NYONIN AISHU
[I dolori di una donna] T. int.: A Woman’s Sorrows. Scen.: Mikio Naruse, Chikao Tanaka. F.: Mitsuo Miura. M.: Koichi Iwashita. Scgf.: Masao Totsuka. Mus.: Yoshi Eguchi. Int.: Takako Irie (Hiroko Kawano), Hideo Saeki (Masao), Masako Tsutsumi (Yoshiko), Ko Mihashi (Hiroko’s father), Namiko Hatsuse (Hiroko’s mother), Hideo Saeki (Ryosuke Kitamura), Hyo Kitazawa (Shinichi Horie), Tamae Kiyokawa (Shinichi’mother), Ranko Sawa (Yoko), Heihachiro Ogawa (Toshio Masuda). Prod.: P.C.L. 35mm. D.: 74’. Bn.
Film Notes
One of the finest and most trenchantly feminist of Naruse’s early films, Nyonin aishu brilliantly dissects the situation and feelings of a woman forced into an unhappy and stifling arranged marriage to a man from a wealthy family. Its power and intensity derive in part from Naruse’s sympathetic direction, in part from the touching star performance of lead actress Takako Irie (1911-95). A diva of the Japanese silent cinema, Irie had established her own independent production company in 1932; this was its first collaboration with P.C.L.

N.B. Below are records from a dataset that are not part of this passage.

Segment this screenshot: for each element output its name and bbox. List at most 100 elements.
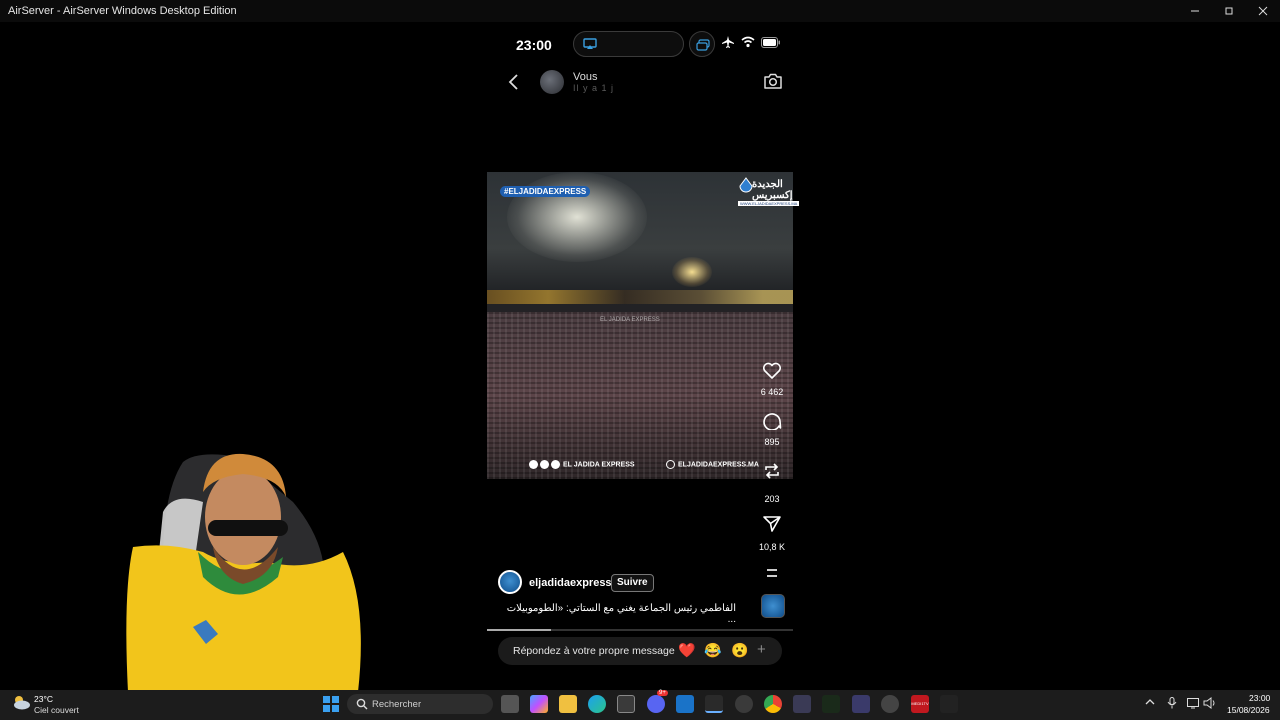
chevron-left-icon [508,74,518,90]
wow-reaction-button[interactable]: 😮 [731,642,748,659]
video-progress-fill [487,629,552,631]
weather-description[interactable]: Ciel couvert [34,705,79,715]
wifi-icon [741,36,755,48]
logo-text: الجديدة إكسبريس [752,179,793,201]
microphone-icon[interactable] [1167,697,1177,712]
network-icon[interactable] [1187,697,1199,712]
streamer-figure [126,453,361,692]
audio-thumbnail[interactable] [761,594,785,618]
copilot-icon[interactable] [530,695,548,713]
like-count: 6 462 [760,387,784,397]
back-button[interactable] [505,72,523,92]
avatar[interactable] [540,70,564,94]
window-controls [1178,0,1280,22]
file-explorer-icon[interactable] [559,695,577,713]
watermark-center: EL JADIDA EXPRESS [600,317,660,323]
send-icon [763,516,781,532]
account-name[interactable]: eljadidaexpress [529,577,612,589]
dynamic-island [573,31,684,57]
close-button[interactable] [1246,0,1280,22]
news-app-icon[interactable]: MEDI1TV [911,695,929,713]
chrome-icon[interactable] [764,695,782,713]
eljadida-logo: الجديدة إكسبريس WWW.ELJADIDAEXPRESS.MA [738,177,800,207]
obs-icon[interactable] [881,695,899,713]
reel-video[interactable] [487,172,793,479]
video-progress-bar [487,629,793,631]
comment-button[interactable]: 895 [752,411,792,447]
taskbar [0,690,1280,720]
repost-count: 203 [764,494,780,504]
gamepad-icon[interactable] [793,695,811,713]
watermark-right: ELJADIDAEXPRESS.MA [666,460,759,469]
notification-badge: 9+ [657,690,668,696]
mirror-icon [696,39,710,51]
volume-icon[interactable] [1203,697,1217,712]
minimize-button[interactable] [1178,0,1212,22]
account-avatar[interactable] [498,570,522,594]
edge-browser-icon[interactable] [588,695,606,713]
webcam-overlay [118,452,380,692]
start-icon-tile [332,696,339,703]
airplane-mode-icon [722,36,734,48]
share-button[interactable]: 10,8 K [752,515,792,552]
story-timestamp: Il y a 1 j [573,83,615,93]
menu-lines-icon [767,569,777,577]
more-options-button[interactable] [752,566,792,584]
like-button[interactable]: 6 462 [752,362,792,397]
start-icon-tile [332,705,339,712]
app-arabic-icon[interactable] [940,695,958,713]
add-reaction-button[interactable]: + [757,641,766,658]
follow-button[interactable]: Suivre [611,574,654,592]
phone-clock: 23:00 [516,37,552,53]
taskbar-clock-date[interactable]: 15/08/2026 [1227,705,1270,715]
camera-button[interactable] [763,72,783,95]
chevron-up-icon[interactable] [1145,697,1155,710]
chat-app-icon[interactable] [852,695,870,713]
airserver-icon[interactable] [705,695,723,713]
repost-icon [765,463,779,479]
spotlight [672,257,712,287]
clock-app-icon[interactable] [735,695,753,713]
app-a-icon[interactable] [822,695,840,713]
watermark-left: EL JADIDA EXPRESS [529,460,635,469]
battery-icon [761,36,780,48]
comment-icon [763,413,782,431]
airplay-icon [583,38,597,49]
start-icon-tile [323,705,330,712]
task-view-icon[interactable] [501,695,519,713]
cloudy-weather-icon[interactable] [11,694,31,710]
discord-icon[interactable]: 9+ [647,690,668,713]
laugh-reaction-button[interactable]: 😂 [704,642,721,659]
store-icon[interactable] [617,695,635,713]
status-icons [721,36,781,48]
hashtag-badge: #ELJADIDAEXPRESS [500,186,591,197]
camera-icon [764,73,782,89]
search-icon [356,698,368,710]
start-icon-tile [323,696,330,703]
share-count: 10,8 K [758,542,786,552]
heart-reaction-button[interactable]: ❤️ [678,642,695,659]
comment-count: 895 [764,437,780,447]
youtube-icon [551,460,560,469]
story-owner-name: Vous [573,71,598,83]
watermark-left-text: EL JADIDA EXPRESS [563,461,635,469]
facebook-icon [529,460,538,469]
instagram-icon [540,460,549,469]
globe-icon [666,460,675,469]
stage-area [487,290,793,304]
search-placeholder: Rechercher [372,699,422,710]
logo-url: WWW.ELJADIDAEXPRESS.MA [738,201,800,206]
screen-mirror-indicator [689,31,715,57]
mail-icon[interactable] [676,695,694,713]
heart-icon [762,362,782,379]
repost-button[interactable]: 203 [752,461,792,504]
window-titlebar: AirServer - AirServer Windows Desktop Ed… [0,0,1280,22]
watermark-right-text: ELJADIDAEXPRESS.MA [678,461,759,469]
taskbar-clock-time[interactable]: 23:00 [1249,693,1270,703]
window-title: AirServer - AirServer Windows Desktop Ed… [8,5,237,17]
reply-placeholder: Répondez à votre propre message [513,645,675,657]
weather-temperature[interactable]: 23°C [34,694,53,704]
maximize-button[interactable] [1212,0,1246,22]
post-caption[interactable]: الفاطمي رئيس الجماعة يغني مع الستاتي: «ا… [500,603,736,625]
start-button[interactable] [323,696,339,712]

Naruse co-wrote the screenplay with Chikao Tanaka (1905-95), whose wife Sumie was eventually to become Japan’s most famous female screenwriter and to furnish the scripts for many of Naruse’s most celebrated postwar films. Indeed, with its engrossing combination of bleakness and hope, the tone of the film closely resembles that of Naruse’s later work. The film’s distinguished cinematographer, Mitsuo Miura (1902-56), had visited Hollywood in 1928 and was influenced by Josef von Sternberg. He had shot Naruse’s earliest extant film, Koshiben ganbare (Flunky, Work Hard!, 1931), and was to lens Kafuku later in 1937.
In a book on Japanese film directors published in the year of the film’s release, critic Kyoichi Otsuka described the film as a return to form for both Naruse and Irie, praising it for its “depth and authenticity”, and observing that Irie was “the perfect choice for the role”. “Kinema Junpo” critic Seiji Mizumachi likewise praised Irie’s performance as the best of her career since the coming of sound cinema. More recently, Tetsuya Hirano has saluted Naruse’s “brilliant” direction, commenting on “the fast-paced scene changes at the beginning and his signature outdoor scenes”. Susanne Schermann compares the film’s focus on the independence of a married woman with Ibsen’s A Doll’s House, while Catherine Russell calls the film “one of the most damning critiques of women’s social roles to be found in pre-war Japanese cinema”.